Danville, VA - Families in Danville are preparing for a possible strike at the city's largest private employer.

Goodyear's union presidents have traveled to Cincinnati to meet with company officials and hopefully reach an agreement before the deadline at midnight Sunday.

Some employees say a strike would take a toll on hundreds of families in Danville and the city's economy.

"I'm prepared to go out. I don't want to, but I'm just going to have to tough it for however long it goes on," said Darren Wood, the powerhouse operator.

Wood says he's ready for what seems like an imminent strike at the Goodyear plant. But not all of his co-workers feel so confident.

"A lot of them is worried, some seems like they'd be fine, like they'd find work - side work - for the duration. Some of them, not so lucky I don't think," said Wood.

The plant is the largest private employer in the region with more than 2,000 employees.

A strike would obviously hurt families, but officials say it could also hurt the economy.

"It would have an effect of course on the spending habits on some of the people that work there. A lot of businesses would potentially be affected if Goodyear employees did not receive their wages as they normally did," said Jeremy Stratton, director of economic development in Danville

Depending on the length of the strike, it could turn off other companies from coming to the city.
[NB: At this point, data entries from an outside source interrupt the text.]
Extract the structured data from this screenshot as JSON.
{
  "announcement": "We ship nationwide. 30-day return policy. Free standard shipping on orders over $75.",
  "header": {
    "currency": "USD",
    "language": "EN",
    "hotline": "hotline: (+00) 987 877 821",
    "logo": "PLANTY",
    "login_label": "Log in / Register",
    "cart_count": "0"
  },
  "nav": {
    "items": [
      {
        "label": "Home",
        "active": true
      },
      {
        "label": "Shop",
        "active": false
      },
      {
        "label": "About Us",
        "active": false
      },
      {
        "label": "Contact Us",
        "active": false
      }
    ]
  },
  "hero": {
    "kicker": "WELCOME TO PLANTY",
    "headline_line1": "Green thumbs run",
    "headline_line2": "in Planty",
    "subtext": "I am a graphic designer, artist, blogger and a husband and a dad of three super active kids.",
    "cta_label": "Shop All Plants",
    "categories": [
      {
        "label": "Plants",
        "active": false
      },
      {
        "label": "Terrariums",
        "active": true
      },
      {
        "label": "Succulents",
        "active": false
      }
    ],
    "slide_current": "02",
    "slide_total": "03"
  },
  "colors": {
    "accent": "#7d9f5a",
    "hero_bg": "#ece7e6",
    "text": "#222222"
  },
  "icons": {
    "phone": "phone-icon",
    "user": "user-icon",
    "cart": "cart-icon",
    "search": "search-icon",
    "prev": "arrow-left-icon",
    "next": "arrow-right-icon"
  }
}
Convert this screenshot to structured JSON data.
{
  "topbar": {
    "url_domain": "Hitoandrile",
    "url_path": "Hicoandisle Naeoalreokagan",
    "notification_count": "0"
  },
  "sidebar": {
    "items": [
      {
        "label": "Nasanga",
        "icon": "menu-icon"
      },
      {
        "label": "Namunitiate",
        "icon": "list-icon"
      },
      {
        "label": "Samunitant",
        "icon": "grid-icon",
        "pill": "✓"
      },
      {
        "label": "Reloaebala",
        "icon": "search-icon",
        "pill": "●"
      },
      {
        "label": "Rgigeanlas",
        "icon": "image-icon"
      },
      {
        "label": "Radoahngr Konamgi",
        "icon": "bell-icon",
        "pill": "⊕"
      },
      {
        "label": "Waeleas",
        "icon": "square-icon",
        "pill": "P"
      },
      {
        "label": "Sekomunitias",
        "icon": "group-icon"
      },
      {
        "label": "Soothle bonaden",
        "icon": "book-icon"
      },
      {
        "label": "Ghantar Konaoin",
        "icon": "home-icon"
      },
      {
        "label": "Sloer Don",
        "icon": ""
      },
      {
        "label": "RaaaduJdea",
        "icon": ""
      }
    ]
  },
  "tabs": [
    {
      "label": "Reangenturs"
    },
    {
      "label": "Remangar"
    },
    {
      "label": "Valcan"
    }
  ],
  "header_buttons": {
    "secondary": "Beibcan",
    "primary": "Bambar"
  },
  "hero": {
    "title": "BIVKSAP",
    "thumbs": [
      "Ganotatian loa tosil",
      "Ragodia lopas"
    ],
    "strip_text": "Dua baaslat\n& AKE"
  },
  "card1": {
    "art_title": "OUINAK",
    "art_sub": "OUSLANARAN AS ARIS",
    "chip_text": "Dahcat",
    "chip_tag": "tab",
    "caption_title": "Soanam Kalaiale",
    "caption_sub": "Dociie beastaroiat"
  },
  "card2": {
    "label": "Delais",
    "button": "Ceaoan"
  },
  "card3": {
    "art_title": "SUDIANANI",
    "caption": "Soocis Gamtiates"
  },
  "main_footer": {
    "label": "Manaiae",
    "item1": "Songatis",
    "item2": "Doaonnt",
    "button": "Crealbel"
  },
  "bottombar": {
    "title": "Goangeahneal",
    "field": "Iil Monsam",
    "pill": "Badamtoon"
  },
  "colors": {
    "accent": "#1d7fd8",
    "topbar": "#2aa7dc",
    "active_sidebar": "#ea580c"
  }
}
"Companies evaluating if they want to come to Danville will see how companies and employees work together here and it may cause them to make different decisions," said Stratton.

The union presidents say they're fighting to prevent increases on healthcare costs and the elimination of a current pension plan, as well as other benefits.

If negotiations don't go well, they've advised employees to prepare to take a stand July 27. But Wood says he just wants to see everything go back to normal.

"Nobody wants to go out of work. That's a good place to work, make pretty good money. Get this all settled with and let's go back to work," said Wood.